The subsidiary banking model helps the parent company avoid unfavorable
regulations enforced by the host country. Also, subsidiary banks don’t need to adhere to regulations that apply in the home country or nations where the parent company is incorporated. Instead, they operate under the laws and regulations of the host
country.
Are subsidiary and foreign branches the same?
Subsidiary banks and foreign branch banks differ in the various services they can offer customers. For instance, foreign branch banks are bound by regulations that apply to the parent company and country where the bank operates. Furthermore, branch banks can originate larger loans than a subsidiary bank, as assets held by the parent company influence loan sizes. In India, hitherto, foreign banks have presence only through local branches.

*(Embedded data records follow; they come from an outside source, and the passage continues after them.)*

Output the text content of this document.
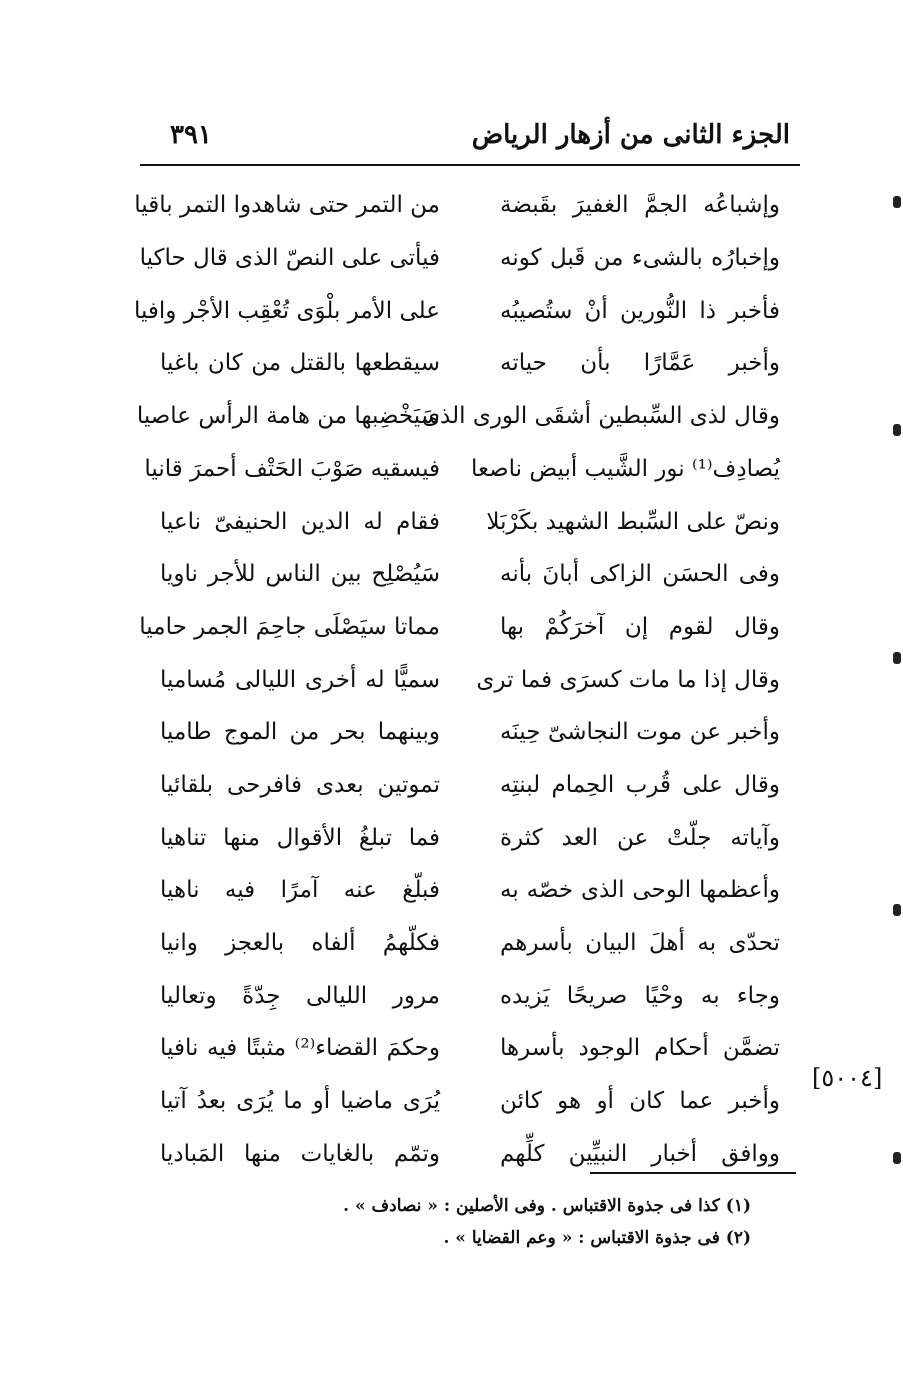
الجزء الثانى من أزهار الرياض
٣٩١
وإشباعُه الجمَّ الغفيرَ بقَبضة
من التمر حتى شاهدوا التمر باقيا
وإخبارُه بالشىء من قَبل كونه
فيأتى على النصّ الذى قال حاكيا
فأخبر ذا النُّورين أنْ ستُصيبُه
على الأمر بلْوَى تُعْقِب الأجْر وافيا
وأخبر عَمَّارًا بأن حياته
سيقطعها بالقتل من كان باغيا
وقال لذى السِّبطين أشقَى الورى الذى
سَيَخْضِبها من هامة الرأس عاصيا
يُصادِف⁽¹⁾ نور الشَّيب أبيض ناصعا
فيسقيه صَوْبَ الحَتْف أحمرَ قانيا
ونصّ على السِّبط الشهيد بكَرْبَلا
فقام له الدين الحنيفىّ ناعيا
وفى الحسَن الزاكى أبانَ بأنه
سَيُصْلِح بين الناس للأجر ناويا
وقال لقوم إن آخرَكُمْ بها
مماتا سيَصْلَى جاحِمَ الجمر حاميا
وقال إذا ما مات كسرَى فما ترى
سميًّا له أخرى الليالى مُساميا
وأخبر عن موت النجاشىّ حِينَه
وبينهما بحر من الموج طاميا
وقال على قُرب الحِمام لبنتِه
تموتين بعدى فافرحى بلقائيا
وآياته جلّتْ عن العد كثرة
فما تبلغُ الأقوال منها تناهيا
وأعظمها الوحى الذى خصّه به
فبلّغ عنه آمرًا فيه ناهيا
تحدّى به أهلَ البيان بأسرهم
فكلّهمُ ألفاه بالعجز وانيا
وجاء به وحْيًا صريحًا يَزيده
مرور الليالى جِدّةً وتعاليا
تضمَّن أحكام الوجود بأسرها
وحكمَ القضاء⁽²⁾ مثبتًا فيه نافيا
وأخبر عما كان أو هو كائن
يُرَى ماضيا أو ما يُرَى بعدُ آتيا
ووافق أخبار النبيِّين كلِّهم
وتمّم بالغايات منها المَباديا
[٥٠٠٤]
(١) كذا فى جذوة الاقتباس . وفى الأصلين : « نصادف » .
(٢) فى جذوة الاقتباس : « وعم القضايا » .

Financial crisis of 2008: Lessons learnt
The global financial crisis of 2008 has shown that the growing complexity and
interconnectedness of financial institutions, coupled with the lack of effective crossborder resolution regimes can compromise the ability of home and host authorities to cope with the failure of ‘too big to fail’ (TBTF) and ‘too connected to fail’ (TCTF) institutions.
The lessons learnt during the crisis lean in favor of domestic incorporation of foreign bank.

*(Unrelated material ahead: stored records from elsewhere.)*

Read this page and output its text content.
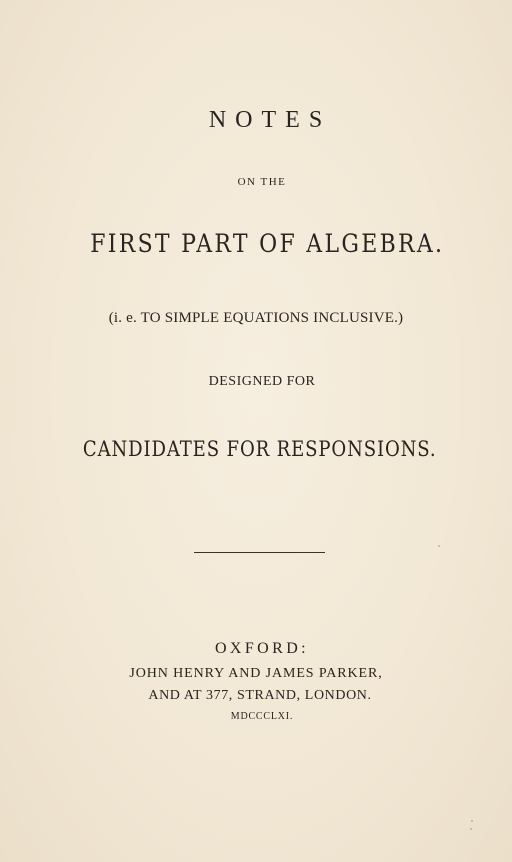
NOTES
ON THE
FIRST PART OF ALGEBRA.
(i. e. TO SIMPLE EQUATIONS INCLUSIVE.)
DESIGNED FOR
CANDIDATES FOR RESPONSIONS.
OXFORD:
JOHN HENRY AND JAMES PARKER,
AND AT 377, STRAND, LONDON.
MDCCCLXI.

Advantages of local incorporation1 :
i. Creating separate legal entities, having their own capital base and local board of directors;
ii. Ensuring there is a clear delineation between the assets and liabilities of the domestic bank and those of its foreign parent;
iii. Imparting clarity and certainty with respect to applicability of the laws of the country of incorporation on the locally incorporated subsidiary;
iv. Requiring the Board of Directors to act in the best interest of the bank, to prevent the bank from carrying on business in a manner likely to create a risk of serious loss to the bank’s creditors/depositors;
v. Providing an effective control to the local regulators.
R.B.I. Approvals
At present, The Reserve Bank of India (R.B.I.), allows foreign banks to set up business in India through a single mode of presence, i.e. either branch mode or a wholly owned subsidiary (WOS) mode1. As on date, two foreign banks, viz. DBS Bank (Singapore) and State Bank of Mauritius (Mauritius) have applied for WOS licenses; both have been granted in-principle approval by R.B.I. We anticipate significant governance and talent perspectives for foreign banks operating as WOS’s in India.
Regulatory Requirements:
• No less than 2/3 of the directors will be non-executive;
• At least 1/3 of the directors need to be independent;
• 1/2 the directors should be Indian Nationals /NRI’s, of which 1/3 should be
resident in India
These regulations will give rise to opportunities for well-qualified resident Indians with an impeccable track-record to be appointed to the Board of Directors. In addition, the WOS Banks will need to invest resources and time
in the induction of newly-appointed directors, training of senior management in board matters, and formally structuring the board / board committees, and formulating the terms of reference for the board.
Talent Management Initiatives
The board and senior management will need to formulate policies to ensure
the capabilities and effectiveness of the senior management is continuously
enhanced. Further, appropriate training and development interventions will be needed.(It is expected that critical roles, including that of the C.E.O. will need to be necessarily filled by Indian nationals.) The board will also
need to devise and implement appropriate succession planning policies to ensure there is sufficient depth of talent within the bank in critical functions.